Speaking in an exclusive interview with Anadolu Agency, Sieda, a member of the National Coalition for Syrian Revolutionary and Opposition Forces and former leader of the Syrian National Council, said that the PYD "does not represent the will of Syrian Kurds."
The PYD "was created through security understandings with the regime by which the latter ceded Kurdish areas to its control with a view to removing the Kurds from the revolutionary equation," he said.
The PYD "does not have a programme for Syrian Kurds, works outside the revolutionary framework, and is used in coordination with the regime," he added.
Sieda also went on to say that the PYD received financial support from the regime "especially in terms of oil income and weapons."
The PYD and its armed wing the YPG are considered to be the Syrian branch of the PKK, a militant group listed as a terrorist organisation by Turkey, the US and the EU which seeks to impose its Marxist-Leninist ideology on predominantly Kurdish regions.
YPG militants have recently been making gains across northern Aleppo, taking advantage of Russian air strikes against the Syrian opposition to advance along Syria’s border with Turkey.
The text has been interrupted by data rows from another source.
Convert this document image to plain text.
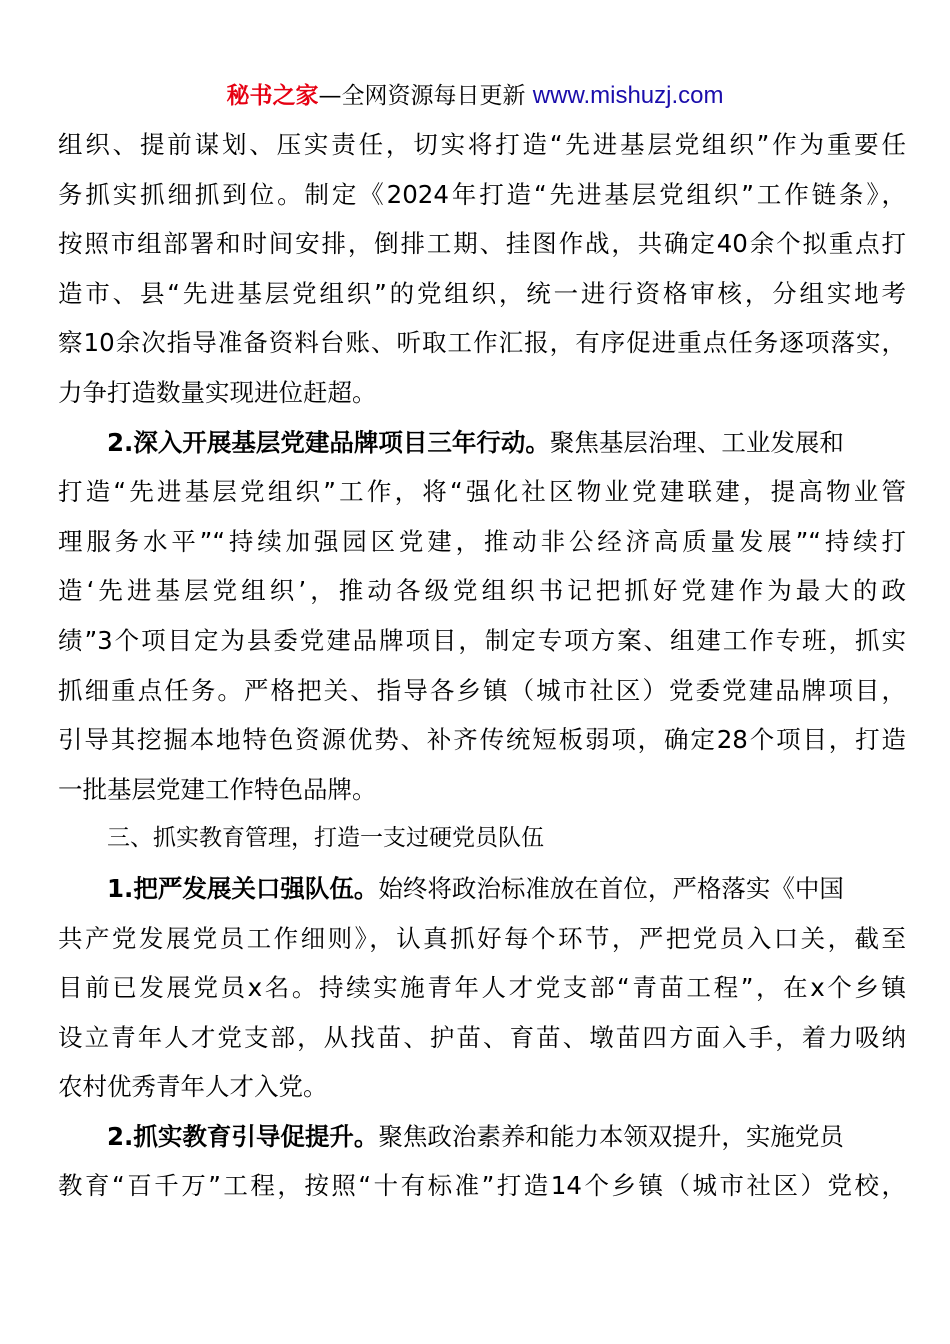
秘书之家—全网资源每日更新 www.mishuzj.com
组织、提前谋划、压实责任，切实将打造“先进基层党组织”作为重要任
务抓实抓细抓到位。制定《2024年打造“先进基层党组织”工作链条》，
按照市组部署和时间安排，倒排工期、挂图作战，共确定40余个拟重点打
造市、县“先进基层党组织”的党组织，统一进行资格审核，分组实地考
察10余次指导准备资料台账、听取工作汇报，有序促进重点任务逐项落实，
力争打造数量实现进位赶超。
2.深入开展基层党建品牌项目三年行动。聚焦基层治理、工业发展和
打造“先进基层党组织”工作，将“强化社区物业党建联建，提高物业管
理服务水平”“持续加强园区党建，推动非公经济高质量发展”“持续打
造‘先进基层党组织’，推动各级党组织书记把抓好党建作为最大的政
绩”3个项目定为县委党建品牌项目，制定专项方案、组建工作专班，抓实
抓细重点任务。严格把关、指导各乡镇（城市社区）党委党建品牌项目，
引导其挖掘本地特色资源优势、补齐传统短板弱项，确定28个项目，打造
一批基层党建工作特色品牌。
三、抓实教育管理，打造一支过硬党员队伍
1.把严发展关口强队伍。始终将政治标准放在首位，严格落实《中国
共产党发展党员工作细则》，认真抓好每个环节，严把党员入口关，截至
目前已发展党员x名。持续实施青年人才党支部“青苗工程”，在x个乡镇
设立青年人才党支部，从找苗、护苗、育苗、墩苗四方面入手，着力吸纳
农村优秀青年人才入党。
2.抓实教育引导促提升。聚焦政治素养和能力本领双提升，实施党员
教育“百千万”工程，按照“十有标准”打造14个乡镇（城市社区）党校，
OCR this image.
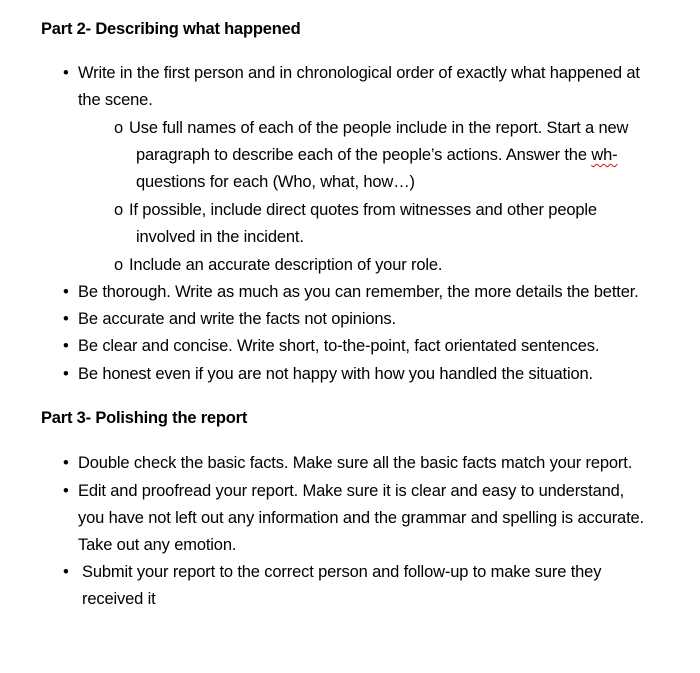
Part 2- Describing what happened
• Write in the first person and in chronological order of exactly what happened at the scene.
o Use full names of each of the people include in the report. Start a new paragraph to describe each of the people’s actions. Answer the wh- questions for each (Who, what, how…)
o If possible, include direct quotes from witnesses and other people involved in the incident.
o Include an accurate description of your role.
• Be thorough. Write as much as you can remember, the more details the better.
• Be accurate and write the facts not opinions.
• Be clear and concise. Write short, to-the-point, fact orientated sentences.
• Be honest even if you are not happy with how you handled the situation.
Part 3- Polishing the report
• Double check the basic facts. Make sure all the basic facts match your report.
• Edit and proofread your report. Make sure it is clear and easy to understand, you have not left out any information and the grammar and spelling is accurate. Take out any emotion.
• Submit your report to the correct person and follow-up to make sure they received it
Their advances come in defiance of Turkey’s warning them not to move west of the Euphrates River, where Turkey has been calling for an international effort to eradicate the DAESH terrorist group and establish a no-fly zone as a safe haven for displaced Syrians.
The YPG is also the biggest participant in the Syrian Democratic Forces coalition set up by the US to fight against DAESH, but according to Sieda, the coalition has been conspiring against the Syrian opposition.
"Recent advances by these [Syrian Democratic] forces in the Aleppo countryside are being carried out in coordination with the Assad regime and its air force," Sieda said.
Sieda added that the PYD’s cooperation with the US through the Syrian Democratic Forces against DAESH in the self-declared autonomous canton of Jazira is a result of a newfound understanding between the US and Iran.
"Through its good relations with Russia and the US, the PYD tries to show it is independent and not with the Assad regime, while its role in practice helps the regime," Sieda said.
"Meanwhile, it continues to benefit from Russian attacks on opposition positions.”
He also said the PYD "does not have a popular base among Syria’s Kurds. It imposed itself by force [on them] and has exploited their difficult economic situation to enlist them."
He pointed to other Kurdish parties that claimed to represent Syrian Kurds, including the Kurdish National Council, which, he said, "has a popular base but has suffered from disputes and divisions, while the PYD’s decision-making is centralised."
This, he said, had led to "the rapid implementation of decisions originally emanating from the PKK in coordination with the Iran/Russia/Assad regime axis."